Many American airline passengers may be surprised to learn the Transportation Security Administration, the agency responsible with securing all modes of transportation in the country, currently has no leader.
Republican lawmakers have placed a “hold” on President Obama’s pick to head the TSA over concerns he could undermine safety by unionizing airport security. The nominee is Erroll Southers, assistant chief in charge of security and intelligence at the Los Angeles airport’s police department.
“It’s very simple. Giving union bosses control over security at our nation’s airports is dangerous and will harm our ability to respond to serious threats,” said Sen. Jim DeMint, R-S.C.
“If President Obama’s nominee will not commit to putting homeland security above the whims of union bosses, it should give everyone serious concern,” DeMint said last month when the conflict developed.
The Washington Times reported last month DeMint blocked a vote to confirm Southers due to the nominee’s ducking of questions about whether he would consider reversing current policy that barred the unionizing of airport security screeners.
Such a move would impose rules on union workers that could impede national security efforts in combating terrorist threats, critics charge.
Southers had avoided giving a “yes” or “no” answer in Senate hearings over whether he would unionize airport security workers.
Just today, the TSA imposed new rules on airlines that prohibit passengers on some flights from leaving their seats beginning an hour before landing. Also prohibited are objects on the laps of passengers during a flight’s final hour.
Those rules are already being criticized today by blogs and newspapers.

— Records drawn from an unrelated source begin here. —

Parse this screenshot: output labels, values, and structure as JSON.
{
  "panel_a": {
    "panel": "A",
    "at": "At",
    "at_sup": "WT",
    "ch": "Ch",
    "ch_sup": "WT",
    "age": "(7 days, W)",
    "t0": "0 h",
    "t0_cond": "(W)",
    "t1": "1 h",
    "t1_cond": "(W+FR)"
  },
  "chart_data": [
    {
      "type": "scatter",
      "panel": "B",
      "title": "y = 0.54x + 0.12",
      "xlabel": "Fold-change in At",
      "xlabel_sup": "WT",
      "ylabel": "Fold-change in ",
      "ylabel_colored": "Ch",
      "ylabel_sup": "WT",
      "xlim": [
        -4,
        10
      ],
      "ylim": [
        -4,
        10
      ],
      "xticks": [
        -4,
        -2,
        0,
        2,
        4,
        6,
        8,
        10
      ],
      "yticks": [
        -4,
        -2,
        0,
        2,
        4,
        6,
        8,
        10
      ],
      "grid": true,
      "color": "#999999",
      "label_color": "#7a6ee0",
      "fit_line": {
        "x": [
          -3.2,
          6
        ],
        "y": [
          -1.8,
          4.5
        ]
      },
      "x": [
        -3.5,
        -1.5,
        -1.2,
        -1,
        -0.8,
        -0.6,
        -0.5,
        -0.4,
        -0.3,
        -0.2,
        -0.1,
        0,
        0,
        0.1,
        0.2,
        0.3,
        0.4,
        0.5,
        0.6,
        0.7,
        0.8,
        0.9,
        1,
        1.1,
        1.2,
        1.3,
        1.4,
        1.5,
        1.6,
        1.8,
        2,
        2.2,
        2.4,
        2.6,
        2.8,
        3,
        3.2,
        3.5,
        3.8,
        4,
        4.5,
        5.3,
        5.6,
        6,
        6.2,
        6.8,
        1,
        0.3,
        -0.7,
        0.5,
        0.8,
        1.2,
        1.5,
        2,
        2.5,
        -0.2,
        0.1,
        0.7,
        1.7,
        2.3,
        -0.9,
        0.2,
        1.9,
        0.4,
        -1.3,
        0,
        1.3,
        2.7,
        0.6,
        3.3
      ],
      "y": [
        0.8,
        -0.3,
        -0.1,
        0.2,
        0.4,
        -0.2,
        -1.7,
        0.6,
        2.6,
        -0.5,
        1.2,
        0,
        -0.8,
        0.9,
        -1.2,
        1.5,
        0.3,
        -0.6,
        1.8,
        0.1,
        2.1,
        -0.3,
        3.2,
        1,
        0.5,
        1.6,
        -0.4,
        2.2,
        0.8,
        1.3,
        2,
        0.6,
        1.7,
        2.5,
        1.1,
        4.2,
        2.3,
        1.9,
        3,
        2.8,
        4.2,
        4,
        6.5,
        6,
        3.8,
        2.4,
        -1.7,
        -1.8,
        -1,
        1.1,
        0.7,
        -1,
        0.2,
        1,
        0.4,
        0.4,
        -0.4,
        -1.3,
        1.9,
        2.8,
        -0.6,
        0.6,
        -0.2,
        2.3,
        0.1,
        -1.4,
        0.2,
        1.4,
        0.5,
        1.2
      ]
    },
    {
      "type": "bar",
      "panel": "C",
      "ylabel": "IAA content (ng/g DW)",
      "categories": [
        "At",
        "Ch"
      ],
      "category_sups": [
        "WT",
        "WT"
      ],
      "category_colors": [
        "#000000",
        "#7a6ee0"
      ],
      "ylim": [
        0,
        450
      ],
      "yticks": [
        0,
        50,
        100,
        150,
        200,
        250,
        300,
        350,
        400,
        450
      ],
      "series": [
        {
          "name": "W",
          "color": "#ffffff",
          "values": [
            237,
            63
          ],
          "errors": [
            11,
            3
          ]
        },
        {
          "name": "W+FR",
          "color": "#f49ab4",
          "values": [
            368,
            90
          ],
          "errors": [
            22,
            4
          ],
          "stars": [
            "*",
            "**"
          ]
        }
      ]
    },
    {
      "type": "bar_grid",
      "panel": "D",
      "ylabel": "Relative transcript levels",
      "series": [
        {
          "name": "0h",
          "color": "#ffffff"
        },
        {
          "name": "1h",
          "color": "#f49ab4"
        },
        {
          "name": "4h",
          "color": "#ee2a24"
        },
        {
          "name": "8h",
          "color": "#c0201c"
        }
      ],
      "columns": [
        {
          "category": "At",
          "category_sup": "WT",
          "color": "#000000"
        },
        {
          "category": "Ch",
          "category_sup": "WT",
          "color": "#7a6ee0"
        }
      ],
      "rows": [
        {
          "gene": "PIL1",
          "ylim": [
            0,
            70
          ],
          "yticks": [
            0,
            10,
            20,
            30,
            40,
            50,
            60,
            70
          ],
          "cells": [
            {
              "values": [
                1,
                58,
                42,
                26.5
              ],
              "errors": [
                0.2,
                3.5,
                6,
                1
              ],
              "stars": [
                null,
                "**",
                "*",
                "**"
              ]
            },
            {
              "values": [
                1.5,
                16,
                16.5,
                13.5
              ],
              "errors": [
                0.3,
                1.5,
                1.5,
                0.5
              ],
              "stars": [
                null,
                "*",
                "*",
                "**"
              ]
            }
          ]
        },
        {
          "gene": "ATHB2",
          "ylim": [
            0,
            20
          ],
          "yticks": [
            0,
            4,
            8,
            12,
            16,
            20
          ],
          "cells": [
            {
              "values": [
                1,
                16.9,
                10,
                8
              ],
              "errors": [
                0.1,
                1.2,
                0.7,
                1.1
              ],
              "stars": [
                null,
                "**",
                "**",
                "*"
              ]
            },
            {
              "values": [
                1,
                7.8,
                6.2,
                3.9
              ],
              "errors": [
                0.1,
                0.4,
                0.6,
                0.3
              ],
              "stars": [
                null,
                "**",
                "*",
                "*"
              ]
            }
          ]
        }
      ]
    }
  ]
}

“TSA has a long history with the flying public of little communication, scant explanation and seemingly mind-boggling rules. The same mistakes are repeating. The flying public deserves clear, logical rules about air travel and enough information to understand why steps are being taken,” complained the Wall Street Journal.
Homeland Security Secretary Janet Napolitano, however, defended the new measures as “designed to be unpredictable, so passengers should not expect to see the same thing everywhere.”
The measures follow the attempted bombing of a Northwest Airlines flight over the weekend and come as al-Qaida’s leader in Yemen issued a terrorist threat against the U.S.
In a tape released four days before the attempted destruction of the Detroit-bound Northwest plane, the leader of al-Qaida in Yemen, referring to his plans for attacks against America, declared, “We are carrying a bomb to hit the enemies of God.”